Machtkampf im Kfz-Gewerbe: ZDK und ZVK liefern sich erbitterten Streit um Reformen
Emilia NeumannMachtkampf im Kfz-Gewerbe: ZDK und ZVK liefern sich erbitterten Streit um Reformen
Die Spannungen zwischen dem Zentralverband Deutsches Kraftfahrzeuggewerbe (ZDK) und dem Zentralverband des Kraftfahrzeughandwerks (ZVK) haben sich nach den im Januar 2024 in Kraft getretenen gesetzlichen Reformen weiter zugespitzt. Die Änderungen zielen zwar auf mehr Transparenz und eine bessere Abbildung der Branchenrealität ab, doch sie haben auch die Gräben zwischen den beiden Verbänden vertieft.
Der jüngste Streit dreht sich um Mitgliedsbeiträge und organisatorische Kontrolle: Der ZVK erhebt Anspruch auf 95 Prozent der bisherigen ZDK-Beiträge ab Oktober 2025 – ein Schritt, den der ZDK als gezielten Versuch bezeichnet, eine Spaltung zu erzwingen.

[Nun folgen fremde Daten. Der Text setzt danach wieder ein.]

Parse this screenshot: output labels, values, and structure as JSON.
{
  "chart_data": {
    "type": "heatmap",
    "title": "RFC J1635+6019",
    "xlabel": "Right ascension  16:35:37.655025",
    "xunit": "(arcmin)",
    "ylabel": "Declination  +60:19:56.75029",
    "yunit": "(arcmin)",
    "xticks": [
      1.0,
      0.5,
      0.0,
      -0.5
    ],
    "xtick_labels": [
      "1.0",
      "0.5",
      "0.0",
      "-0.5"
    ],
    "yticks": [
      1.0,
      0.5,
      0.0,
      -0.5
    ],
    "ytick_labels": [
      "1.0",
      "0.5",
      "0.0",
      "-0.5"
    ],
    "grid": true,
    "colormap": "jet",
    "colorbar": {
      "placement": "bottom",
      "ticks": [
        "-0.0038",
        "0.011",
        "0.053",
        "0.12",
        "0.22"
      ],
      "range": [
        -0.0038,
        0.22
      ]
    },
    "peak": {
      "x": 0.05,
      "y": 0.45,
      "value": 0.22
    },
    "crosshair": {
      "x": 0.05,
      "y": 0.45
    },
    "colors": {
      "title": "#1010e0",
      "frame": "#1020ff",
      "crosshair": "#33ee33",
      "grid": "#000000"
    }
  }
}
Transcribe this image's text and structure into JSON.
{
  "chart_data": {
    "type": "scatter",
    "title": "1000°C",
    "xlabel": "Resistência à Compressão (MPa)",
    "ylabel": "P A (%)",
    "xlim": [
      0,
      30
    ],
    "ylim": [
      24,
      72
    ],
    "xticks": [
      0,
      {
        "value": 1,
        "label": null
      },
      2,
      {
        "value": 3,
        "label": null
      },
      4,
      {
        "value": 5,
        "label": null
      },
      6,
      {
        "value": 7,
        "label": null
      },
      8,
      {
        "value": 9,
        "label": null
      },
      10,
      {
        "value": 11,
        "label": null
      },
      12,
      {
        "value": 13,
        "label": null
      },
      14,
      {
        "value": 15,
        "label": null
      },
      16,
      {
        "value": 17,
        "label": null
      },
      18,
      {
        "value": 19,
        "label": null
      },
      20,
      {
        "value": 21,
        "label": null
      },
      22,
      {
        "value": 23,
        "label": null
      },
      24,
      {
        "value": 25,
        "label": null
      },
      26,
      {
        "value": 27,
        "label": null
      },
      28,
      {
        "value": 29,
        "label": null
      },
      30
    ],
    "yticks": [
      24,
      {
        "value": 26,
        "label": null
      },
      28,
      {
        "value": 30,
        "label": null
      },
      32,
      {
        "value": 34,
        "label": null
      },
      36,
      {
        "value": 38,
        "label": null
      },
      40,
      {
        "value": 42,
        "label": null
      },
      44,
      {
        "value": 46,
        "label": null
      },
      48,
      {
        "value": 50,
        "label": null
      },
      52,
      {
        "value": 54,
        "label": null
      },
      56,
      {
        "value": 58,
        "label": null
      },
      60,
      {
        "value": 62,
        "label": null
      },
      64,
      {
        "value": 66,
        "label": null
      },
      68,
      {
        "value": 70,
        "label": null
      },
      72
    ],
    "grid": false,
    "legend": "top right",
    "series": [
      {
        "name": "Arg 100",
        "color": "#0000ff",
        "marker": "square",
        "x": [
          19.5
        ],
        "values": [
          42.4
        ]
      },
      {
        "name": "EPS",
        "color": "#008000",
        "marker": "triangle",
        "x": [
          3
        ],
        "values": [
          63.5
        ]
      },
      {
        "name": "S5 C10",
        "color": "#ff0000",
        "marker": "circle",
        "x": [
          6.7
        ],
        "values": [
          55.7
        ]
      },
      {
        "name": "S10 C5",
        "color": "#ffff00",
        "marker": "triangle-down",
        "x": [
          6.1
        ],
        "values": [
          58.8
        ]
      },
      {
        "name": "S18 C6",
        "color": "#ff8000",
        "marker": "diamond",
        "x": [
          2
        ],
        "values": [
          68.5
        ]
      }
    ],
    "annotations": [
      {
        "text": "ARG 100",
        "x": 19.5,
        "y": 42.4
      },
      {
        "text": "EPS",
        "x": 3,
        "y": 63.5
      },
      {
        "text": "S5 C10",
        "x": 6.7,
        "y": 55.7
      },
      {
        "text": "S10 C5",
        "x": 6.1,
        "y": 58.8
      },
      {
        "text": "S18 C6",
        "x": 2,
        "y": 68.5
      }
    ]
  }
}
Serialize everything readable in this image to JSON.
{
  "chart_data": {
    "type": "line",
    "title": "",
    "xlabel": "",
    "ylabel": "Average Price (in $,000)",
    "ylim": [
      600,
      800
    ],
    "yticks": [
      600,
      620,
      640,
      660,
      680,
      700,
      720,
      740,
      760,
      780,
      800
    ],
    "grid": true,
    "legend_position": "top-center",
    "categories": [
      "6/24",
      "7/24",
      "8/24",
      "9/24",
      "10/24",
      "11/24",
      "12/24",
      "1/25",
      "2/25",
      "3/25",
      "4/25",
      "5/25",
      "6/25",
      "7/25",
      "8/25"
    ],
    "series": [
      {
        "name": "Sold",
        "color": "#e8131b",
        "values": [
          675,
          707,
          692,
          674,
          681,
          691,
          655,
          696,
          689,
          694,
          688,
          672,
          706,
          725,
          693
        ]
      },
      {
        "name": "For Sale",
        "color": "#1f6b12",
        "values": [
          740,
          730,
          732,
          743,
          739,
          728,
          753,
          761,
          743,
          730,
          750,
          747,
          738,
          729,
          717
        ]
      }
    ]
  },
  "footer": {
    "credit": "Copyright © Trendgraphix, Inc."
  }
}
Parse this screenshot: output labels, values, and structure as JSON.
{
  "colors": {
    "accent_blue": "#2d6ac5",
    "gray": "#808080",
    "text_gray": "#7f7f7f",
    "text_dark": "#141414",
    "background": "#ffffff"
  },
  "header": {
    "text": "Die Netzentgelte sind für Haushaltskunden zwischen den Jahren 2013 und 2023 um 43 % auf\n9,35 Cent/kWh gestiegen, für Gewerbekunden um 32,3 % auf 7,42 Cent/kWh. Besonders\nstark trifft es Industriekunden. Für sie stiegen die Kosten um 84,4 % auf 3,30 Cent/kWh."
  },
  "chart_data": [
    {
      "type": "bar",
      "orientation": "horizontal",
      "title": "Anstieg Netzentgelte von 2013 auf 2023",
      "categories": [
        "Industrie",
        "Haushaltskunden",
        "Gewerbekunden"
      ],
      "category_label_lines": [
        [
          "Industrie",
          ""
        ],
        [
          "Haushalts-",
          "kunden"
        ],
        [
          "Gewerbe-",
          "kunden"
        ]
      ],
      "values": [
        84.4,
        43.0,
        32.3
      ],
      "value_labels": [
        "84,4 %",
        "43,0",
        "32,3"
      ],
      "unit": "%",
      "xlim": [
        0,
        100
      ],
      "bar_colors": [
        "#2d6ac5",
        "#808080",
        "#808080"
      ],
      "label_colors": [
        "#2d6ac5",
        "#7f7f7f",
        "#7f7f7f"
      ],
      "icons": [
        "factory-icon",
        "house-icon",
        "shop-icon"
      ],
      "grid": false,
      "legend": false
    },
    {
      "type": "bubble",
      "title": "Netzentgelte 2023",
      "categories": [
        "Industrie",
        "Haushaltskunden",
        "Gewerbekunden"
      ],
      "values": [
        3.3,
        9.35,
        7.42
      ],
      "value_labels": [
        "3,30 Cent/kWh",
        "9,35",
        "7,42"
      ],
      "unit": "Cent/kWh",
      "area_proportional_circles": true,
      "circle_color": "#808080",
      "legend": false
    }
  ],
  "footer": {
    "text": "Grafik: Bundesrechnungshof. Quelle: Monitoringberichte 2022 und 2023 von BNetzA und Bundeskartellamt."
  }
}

Die im Januar umgesetzten Reformen markieren eine klare Wende in der Arbeitsweise des ZDK. Sie beenden das bisherige System gemeinsamer Personalvertretungen in den Gremien und schreiben eine strikte Trennung der beiden Organisationen vor. Ausschüsse wurden zudem neu ausgerichtet und fungieren nun rein als Beratungsgremien, während das exklusive Sprecherrecht an der Spitze konzentriert wurde, um widersprüchliche öffentliche Stellungnahmen zu vermeiden.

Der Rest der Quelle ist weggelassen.